[Air-L] Edward Castronova lecture in Copenhagen, streaming online

CarrieLynn D. Reinhard carrie at ruc.dk
Thu May 20 06:15:59 PDT 2010


Guest lecture by Edward Castronova, June 4th 2010, CBS


Professor Edward Castronova will be visiting the Virtual Worlds Research Project this June and guest lecturing at the Copenhagen Business School June 4th 14:00-16:00.  For those unable to be in Copenhagen, the Virtual Worlds Research Group will be streaming the lecture live on their blog at http://worlds.ruc.dk.  


The title and content of the lecture is as follows:


On Magic and Money: The Growing Economic Importance of Virtual Goods
Professor Edward Castronova of Indiana University explores how trade in virtual goods has exploded since 2005. The real and virtual economy has been blurring for the past decade, and the boundary is increasingly hard to find. Are gold pieces in online games real money? If you buy virtual flowers for someone’s Facebook page, is it a real gift? Castronova explores these questions at two levels. First, the social: What has the sale of virtual goods gone up so rapidly? What are the markets saying? Secondly, the psychological: Why do people treat virtual items like real items?
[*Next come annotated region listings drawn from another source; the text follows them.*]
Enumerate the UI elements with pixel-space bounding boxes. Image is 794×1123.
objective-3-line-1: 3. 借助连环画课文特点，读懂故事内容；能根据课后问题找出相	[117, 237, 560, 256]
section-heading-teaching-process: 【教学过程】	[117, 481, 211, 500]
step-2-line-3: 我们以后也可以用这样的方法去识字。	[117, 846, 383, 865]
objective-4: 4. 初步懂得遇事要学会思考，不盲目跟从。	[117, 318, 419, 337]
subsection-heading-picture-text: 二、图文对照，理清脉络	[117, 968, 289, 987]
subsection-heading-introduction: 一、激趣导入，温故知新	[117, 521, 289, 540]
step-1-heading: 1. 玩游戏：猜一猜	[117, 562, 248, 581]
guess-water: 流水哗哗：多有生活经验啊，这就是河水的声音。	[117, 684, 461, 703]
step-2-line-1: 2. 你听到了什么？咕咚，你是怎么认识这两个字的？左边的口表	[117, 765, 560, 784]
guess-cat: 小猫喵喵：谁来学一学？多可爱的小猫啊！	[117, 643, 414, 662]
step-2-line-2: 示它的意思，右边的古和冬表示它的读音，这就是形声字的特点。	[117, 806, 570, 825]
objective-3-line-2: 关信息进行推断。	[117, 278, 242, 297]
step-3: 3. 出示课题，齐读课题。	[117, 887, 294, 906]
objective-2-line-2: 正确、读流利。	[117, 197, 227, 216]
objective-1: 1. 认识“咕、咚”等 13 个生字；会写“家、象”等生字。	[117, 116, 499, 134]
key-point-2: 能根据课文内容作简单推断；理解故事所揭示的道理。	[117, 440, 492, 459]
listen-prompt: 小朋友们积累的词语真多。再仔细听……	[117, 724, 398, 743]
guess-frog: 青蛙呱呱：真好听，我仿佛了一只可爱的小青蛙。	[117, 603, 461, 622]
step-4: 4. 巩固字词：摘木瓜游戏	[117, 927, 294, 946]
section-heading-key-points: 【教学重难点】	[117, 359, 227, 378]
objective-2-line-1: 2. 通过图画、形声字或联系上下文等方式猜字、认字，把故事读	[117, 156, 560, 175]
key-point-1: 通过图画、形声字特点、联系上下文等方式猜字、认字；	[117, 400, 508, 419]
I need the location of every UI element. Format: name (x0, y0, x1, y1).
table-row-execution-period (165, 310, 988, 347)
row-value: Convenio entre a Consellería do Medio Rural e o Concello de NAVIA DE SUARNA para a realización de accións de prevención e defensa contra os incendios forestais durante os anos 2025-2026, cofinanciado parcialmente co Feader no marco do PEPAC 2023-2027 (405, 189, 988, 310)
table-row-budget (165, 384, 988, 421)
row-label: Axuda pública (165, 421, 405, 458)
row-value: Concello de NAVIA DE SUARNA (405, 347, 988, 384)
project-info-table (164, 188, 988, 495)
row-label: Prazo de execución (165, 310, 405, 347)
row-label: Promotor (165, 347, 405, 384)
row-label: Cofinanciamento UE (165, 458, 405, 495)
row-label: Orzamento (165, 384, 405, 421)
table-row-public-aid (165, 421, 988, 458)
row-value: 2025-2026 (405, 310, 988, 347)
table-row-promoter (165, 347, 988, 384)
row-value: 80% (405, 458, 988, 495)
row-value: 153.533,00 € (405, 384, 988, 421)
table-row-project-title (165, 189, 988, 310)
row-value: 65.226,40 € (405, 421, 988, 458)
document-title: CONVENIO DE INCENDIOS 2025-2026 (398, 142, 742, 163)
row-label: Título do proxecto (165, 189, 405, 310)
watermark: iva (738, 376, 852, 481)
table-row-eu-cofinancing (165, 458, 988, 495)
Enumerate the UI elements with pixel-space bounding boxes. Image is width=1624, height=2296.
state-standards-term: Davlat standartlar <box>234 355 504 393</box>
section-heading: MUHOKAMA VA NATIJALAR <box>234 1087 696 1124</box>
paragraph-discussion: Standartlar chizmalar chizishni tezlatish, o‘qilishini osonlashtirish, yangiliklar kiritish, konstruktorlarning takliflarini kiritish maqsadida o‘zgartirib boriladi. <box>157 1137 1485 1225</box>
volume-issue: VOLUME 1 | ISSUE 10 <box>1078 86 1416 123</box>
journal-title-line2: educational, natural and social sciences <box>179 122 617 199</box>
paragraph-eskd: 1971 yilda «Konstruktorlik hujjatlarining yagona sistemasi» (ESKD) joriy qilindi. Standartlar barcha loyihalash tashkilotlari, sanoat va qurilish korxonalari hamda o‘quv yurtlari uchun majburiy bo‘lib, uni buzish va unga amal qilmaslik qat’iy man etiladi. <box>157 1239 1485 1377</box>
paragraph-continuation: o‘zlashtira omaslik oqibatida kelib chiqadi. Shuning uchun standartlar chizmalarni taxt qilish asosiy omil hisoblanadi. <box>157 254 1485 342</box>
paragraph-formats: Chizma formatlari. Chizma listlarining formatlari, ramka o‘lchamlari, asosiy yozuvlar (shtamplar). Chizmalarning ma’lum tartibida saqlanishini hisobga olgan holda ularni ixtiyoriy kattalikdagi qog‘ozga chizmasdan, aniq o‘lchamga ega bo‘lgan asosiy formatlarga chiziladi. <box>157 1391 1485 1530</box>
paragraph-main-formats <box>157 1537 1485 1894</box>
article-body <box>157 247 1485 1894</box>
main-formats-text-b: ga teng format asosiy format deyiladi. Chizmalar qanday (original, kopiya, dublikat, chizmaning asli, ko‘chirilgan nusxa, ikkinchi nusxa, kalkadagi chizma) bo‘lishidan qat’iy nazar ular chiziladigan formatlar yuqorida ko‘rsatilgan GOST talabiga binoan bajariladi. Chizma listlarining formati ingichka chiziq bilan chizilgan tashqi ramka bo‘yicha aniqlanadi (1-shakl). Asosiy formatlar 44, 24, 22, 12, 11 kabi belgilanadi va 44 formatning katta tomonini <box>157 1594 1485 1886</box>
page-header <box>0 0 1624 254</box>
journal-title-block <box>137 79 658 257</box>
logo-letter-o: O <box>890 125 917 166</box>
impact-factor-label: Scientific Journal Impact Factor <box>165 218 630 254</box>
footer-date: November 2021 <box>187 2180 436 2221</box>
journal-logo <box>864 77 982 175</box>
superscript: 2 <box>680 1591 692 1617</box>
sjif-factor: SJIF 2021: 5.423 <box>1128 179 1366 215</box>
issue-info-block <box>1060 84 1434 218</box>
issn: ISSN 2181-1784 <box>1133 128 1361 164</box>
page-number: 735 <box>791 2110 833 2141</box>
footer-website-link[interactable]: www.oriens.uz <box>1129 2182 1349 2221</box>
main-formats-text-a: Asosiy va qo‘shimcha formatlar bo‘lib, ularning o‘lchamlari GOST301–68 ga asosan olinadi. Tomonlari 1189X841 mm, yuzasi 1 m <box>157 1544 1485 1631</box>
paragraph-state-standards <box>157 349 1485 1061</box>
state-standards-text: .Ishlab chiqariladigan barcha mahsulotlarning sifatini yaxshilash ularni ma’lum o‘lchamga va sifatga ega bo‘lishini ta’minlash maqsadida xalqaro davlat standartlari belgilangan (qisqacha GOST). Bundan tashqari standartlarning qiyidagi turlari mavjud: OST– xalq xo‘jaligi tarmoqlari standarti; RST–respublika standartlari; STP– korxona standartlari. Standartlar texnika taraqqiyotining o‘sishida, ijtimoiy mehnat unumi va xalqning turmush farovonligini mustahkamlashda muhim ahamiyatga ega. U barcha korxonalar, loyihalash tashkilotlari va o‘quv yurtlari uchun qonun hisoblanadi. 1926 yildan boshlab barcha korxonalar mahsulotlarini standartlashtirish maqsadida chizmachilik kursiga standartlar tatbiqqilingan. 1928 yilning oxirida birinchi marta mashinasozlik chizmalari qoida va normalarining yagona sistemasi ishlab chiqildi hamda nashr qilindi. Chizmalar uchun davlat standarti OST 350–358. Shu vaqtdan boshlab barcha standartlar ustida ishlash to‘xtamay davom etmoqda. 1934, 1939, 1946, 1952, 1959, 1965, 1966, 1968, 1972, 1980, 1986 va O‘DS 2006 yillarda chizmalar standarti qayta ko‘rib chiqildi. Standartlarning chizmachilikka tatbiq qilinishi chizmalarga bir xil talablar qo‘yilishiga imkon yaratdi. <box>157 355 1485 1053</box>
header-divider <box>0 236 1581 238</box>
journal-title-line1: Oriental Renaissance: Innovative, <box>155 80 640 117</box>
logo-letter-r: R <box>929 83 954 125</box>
The lecture concludes with predictions about virtual business, virtual work, and the real profits to be earned from both over the next decade.


Program
14.00 – 14.10 Welcome by Professor Flemming Poulfelt, Copenhagen Business School
14.10 – 15.50 ON MAGIC AND MONEY by Professor Edward Castronova, Indiana University
15.50 – 16.00 Closing remarks by Professor Flemming Poulfelt, Copenhagen Business School


Following the lecture there will be an opportunity to continue the conversation and enjoy a glass of wine.


Location
Room PH408, CBS Porcelænshaven, Frederiksberg


For further information and registration contact dixi at ruc.dk (or phone 46743813)


Edward Castronova, PhD in Economics and Professor of Telecommunications, Indiana University is an expert on the economies of large-scale online games. He has numerous publications on that topic, including a book entitled Synthetic Worlds: The Business and Culture of Online Games. Synthetic worlds are online environments where millions of users share a persistent, fabricated geographic space at the same time. These places, billed and sold as games and/or social platforms, actually seem to be offering something more than mere entertainment. They act as a fantastical alternative to ordinary life, and as such they pose a significant challenge to business-as-usual in ordinary society: markets, public policy, politics, law, romance. In the area of economics, one pressing issue involves the extent to which people are paying real money to buy items for their game characters, thus blurring the distinction between the game economy and the real one.


Chronicle of Higher Education’s review excerpt: “Synthetic Worlds is a surprisingly profound book about the social, political, and economic issues arising from the emergence of vast multiplayer games on the Internet. What Castronova has realized is that these games, where players contribute considerable labor in exchange for things they value, are not merely like real economies, they are real economies, displaying inflation, fraud, Chinese sweatshops, and some surprising in-game innovations.”